I was looking at this excellent question so as to improve my Scala skills and the answer: Extract a column value and assign it to another column as an array in spark dataframe
I created my modified code as follows which works, but am left with a few questions:
import spark.implicits._
import org.apache.spark.sql.functions._
val df = sc.parallelize(Seq(
("r1", 1, 1),
("r2", 6, 4),
("r3", 4, 1),
("r4", 1, 2)
)).toDF("ID", "a", "b")
val uniqueVal = df.select("b").distinct().map(x => x.getAs[Int](0)).collect.toList
def myfun: Int => List[Int] = _ => uniqueVal
def myfun_udf = udf(myfun)
df.withColumn("X", myfun_udf( col("b") )).show
+---+---+---+---------+
| ID| a| b| X|
+---+---+---+---------+
| r1| 1| 1|[1, 4, 2]|
| r2| 6| 4|[1, 4, 2]|
| r3| 4| 1|[1, 4, 2]|
| r4| 1| 2|[1, 4, 2]|
+---+---+---+---------+
It works, but:
- I note b column is put in twice.
- I can also put in column a on the second statement and I get the same result.
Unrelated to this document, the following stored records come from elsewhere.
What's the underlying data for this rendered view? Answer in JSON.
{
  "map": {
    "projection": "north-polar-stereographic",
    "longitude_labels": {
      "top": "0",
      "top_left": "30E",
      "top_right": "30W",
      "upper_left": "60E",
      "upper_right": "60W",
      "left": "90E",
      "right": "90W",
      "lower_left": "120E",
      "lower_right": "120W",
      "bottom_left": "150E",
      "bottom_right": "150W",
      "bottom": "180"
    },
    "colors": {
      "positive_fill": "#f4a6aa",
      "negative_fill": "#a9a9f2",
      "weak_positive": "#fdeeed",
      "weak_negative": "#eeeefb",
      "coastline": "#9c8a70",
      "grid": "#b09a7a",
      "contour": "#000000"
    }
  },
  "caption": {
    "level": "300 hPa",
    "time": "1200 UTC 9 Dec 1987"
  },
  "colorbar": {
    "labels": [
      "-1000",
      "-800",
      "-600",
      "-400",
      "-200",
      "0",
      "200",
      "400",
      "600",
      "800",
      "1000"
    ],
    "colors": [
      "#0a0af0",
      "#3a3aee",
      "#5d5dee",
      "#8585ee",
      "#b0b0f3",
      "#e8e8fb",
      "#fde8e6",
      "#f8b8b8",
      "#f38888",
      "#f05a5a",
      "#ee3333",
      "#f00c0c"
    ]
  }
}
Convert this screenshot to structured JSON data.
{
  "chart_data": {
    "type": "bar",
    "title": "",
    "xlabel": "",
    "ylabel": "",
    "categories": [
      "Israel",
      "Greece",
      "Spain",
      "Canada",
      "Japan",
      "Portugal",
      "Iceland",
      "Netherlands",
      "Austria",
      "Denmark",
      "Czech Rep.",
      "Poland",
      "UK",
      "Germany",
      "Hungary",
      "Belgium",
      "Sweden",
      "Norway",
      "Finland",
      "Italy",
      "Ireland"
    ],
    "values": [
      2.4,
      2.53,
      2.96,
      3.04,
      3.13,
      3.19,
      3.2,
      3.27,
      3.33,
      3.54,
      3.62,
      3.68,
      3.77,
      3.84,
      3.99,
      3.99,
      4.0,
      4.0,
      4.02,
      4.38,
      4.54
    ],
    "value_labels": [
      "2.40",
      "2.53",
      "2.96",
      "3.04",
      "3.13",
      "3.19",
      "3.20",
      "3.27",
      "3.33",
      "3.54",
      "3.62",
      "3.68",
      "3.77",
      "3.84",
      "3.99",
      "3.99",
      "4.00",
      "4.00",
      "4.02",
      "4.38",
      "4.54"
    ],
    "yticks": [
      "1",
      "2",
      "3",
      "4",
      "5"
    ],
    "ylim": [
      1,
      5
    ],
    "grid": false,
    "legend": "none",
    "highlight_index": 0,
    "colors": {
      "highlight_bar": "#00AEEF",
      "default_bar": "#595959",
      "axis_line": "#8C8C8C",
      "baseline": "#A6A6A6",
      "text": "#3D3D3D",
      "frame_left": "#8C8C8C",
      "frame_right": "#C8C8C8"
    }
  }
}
E.g. and what point is that then?
df.withColumn("X", myfun_udf( col("a") )).show
- If I put in col ID then it gets null.
- So, I am wondering why the second col is input?
- And how this could be made to work generically for all columns?
So, this was code that I looked at elsewhere, but I am missing something.